Architectures of Spatial Justice is more of a launching pad than a landing point for AUD and cityLAB, Cuff notes. This summer, Cuff and cityLAB Assistant Director Yang Yang will take a group of students to Shanghai to study micro-urbanism, while another team led by cityLAB fellow Manos Proussaloglou (MArch ‘23) will continue work to develop affordable housing on K-12 public school sites across California. Yet another cityLAB team, with Senior Research Associate Carrie Gammell, at the lead, will investigate affordable student housing at community colleges.
A Professor at AUD, Cuff engages spatial justice and cultural studies of architecture as a teacher, scholar, practitioner, and activist. Her leadership in urban innovation is widely recognized both in the U.S. and abroad. In 2006, Cuff founded UCLA’s cityLAB, a research and design center that initiates experimental projects to explore metropolitan possibilities. In 2019, cityLAB expanded its social and political engagement by creating coLAB in the Westlake/MacArthur Park neighborhood of Los Angeles, in long-term partnership with community organizations.

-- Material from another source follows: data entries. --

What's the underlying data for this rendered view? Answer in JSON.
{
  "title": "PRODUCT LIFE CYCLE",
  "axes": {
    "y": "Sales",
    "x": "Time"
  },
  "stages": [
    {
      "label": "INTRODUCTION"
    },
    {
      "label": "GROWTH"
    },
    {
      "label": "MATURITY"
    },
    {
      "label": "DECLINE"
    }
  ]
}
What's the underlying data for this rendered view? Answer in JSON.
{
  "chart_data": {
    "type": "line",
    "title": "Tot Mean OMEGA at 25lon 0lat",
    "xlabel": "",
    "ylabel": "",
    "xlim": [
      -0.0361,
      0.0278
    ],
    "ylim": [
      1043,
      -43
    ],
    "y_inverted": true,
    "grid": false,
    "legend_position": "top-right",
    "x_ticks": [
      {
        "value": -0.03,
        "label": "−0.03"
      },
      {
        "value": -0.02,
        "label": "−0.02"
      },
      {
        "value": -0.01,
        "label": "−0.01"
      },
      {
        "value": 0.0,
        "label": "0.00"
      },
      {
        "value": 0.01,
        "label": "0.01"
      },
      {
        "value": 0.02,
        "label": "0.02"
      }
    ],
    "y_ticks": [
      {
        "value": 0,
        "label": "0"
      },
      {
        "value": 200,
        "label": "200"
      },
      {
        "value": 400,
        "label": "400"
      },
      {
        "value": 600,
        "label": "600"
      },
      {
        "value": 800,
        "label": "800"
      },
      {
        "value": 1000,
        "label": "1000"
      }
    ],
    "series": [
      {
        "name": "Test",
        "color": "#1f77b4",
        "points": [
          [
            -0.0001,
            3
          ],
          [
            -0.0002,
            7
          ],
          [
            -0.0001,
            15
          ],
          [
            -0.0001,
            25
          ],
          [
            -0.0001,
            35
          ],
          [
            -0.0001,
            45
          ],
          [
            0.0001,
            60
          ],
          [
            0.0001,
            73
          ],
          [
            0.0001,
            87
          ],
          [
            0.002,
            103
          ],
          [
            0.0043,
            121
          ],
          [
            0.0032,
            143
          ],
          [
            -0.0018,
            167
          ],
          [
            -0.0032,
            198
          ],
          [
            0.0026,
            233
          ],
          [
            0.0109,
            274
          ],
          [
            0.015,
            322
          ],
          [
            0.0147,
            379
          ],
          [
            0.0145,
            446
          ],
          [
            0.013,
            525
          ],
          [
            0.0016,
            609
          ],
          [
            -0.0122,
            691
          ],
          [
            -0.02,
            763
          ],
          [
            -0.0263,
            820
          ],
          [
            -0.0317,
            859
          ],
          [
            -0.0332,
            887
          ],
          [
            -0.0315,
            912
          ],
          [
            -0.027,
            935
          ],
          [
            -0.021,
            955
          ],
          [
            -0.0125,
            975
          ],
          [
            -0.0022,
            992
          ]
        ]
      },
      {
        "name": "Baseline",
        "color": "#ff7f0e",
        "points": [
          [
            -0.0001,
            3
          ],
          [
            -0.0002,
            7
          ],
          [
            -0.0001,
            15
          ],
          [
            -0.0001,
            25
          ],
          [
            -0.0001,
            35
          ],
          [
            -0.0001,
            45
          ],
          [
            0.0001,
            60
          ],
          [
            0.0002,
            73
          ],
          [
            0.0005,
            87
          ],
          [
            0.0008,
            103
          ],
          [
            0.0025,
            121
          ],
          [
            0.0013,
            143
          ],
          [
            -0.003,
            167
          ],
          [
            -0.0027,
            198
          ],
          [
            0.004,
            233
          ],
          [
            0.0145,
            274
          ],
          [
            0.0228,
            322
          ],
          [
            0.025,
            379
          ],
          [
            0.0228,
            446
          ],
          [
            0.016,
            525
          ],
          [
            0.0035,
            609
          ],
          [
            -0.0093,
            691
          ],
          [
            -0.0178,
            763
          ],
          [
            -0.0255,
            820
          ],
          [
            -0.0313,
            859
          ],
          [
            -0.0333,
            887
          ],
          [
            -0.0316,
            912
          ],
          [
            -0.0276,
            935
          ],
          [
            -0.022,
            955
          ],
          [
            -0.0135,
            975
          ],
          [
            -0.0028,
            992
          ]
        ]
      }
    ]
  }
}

Cuff has also authored or co-authored a range of groundbreaking policy achievements. In 2017, after a decade of research that included a full-scale demonstration house built on the UCLA campus, Cuff co-authored California State legislation, effectively opening 8.1M single-family lots for secondary rental units. In September 2022, she co-authored “Assembly Bill No. 2295: Education Workforce Housing Development,” formally introduced in Sacramento by Assemblymember Richard Bloom, well known for his housing advocacy. AB2295 streamlines the development of affordable and mixed-income housing for teachers and support staff of California’s K-12 public schools on public land, opening opportunities for up to 2.3 million units of housing statewide.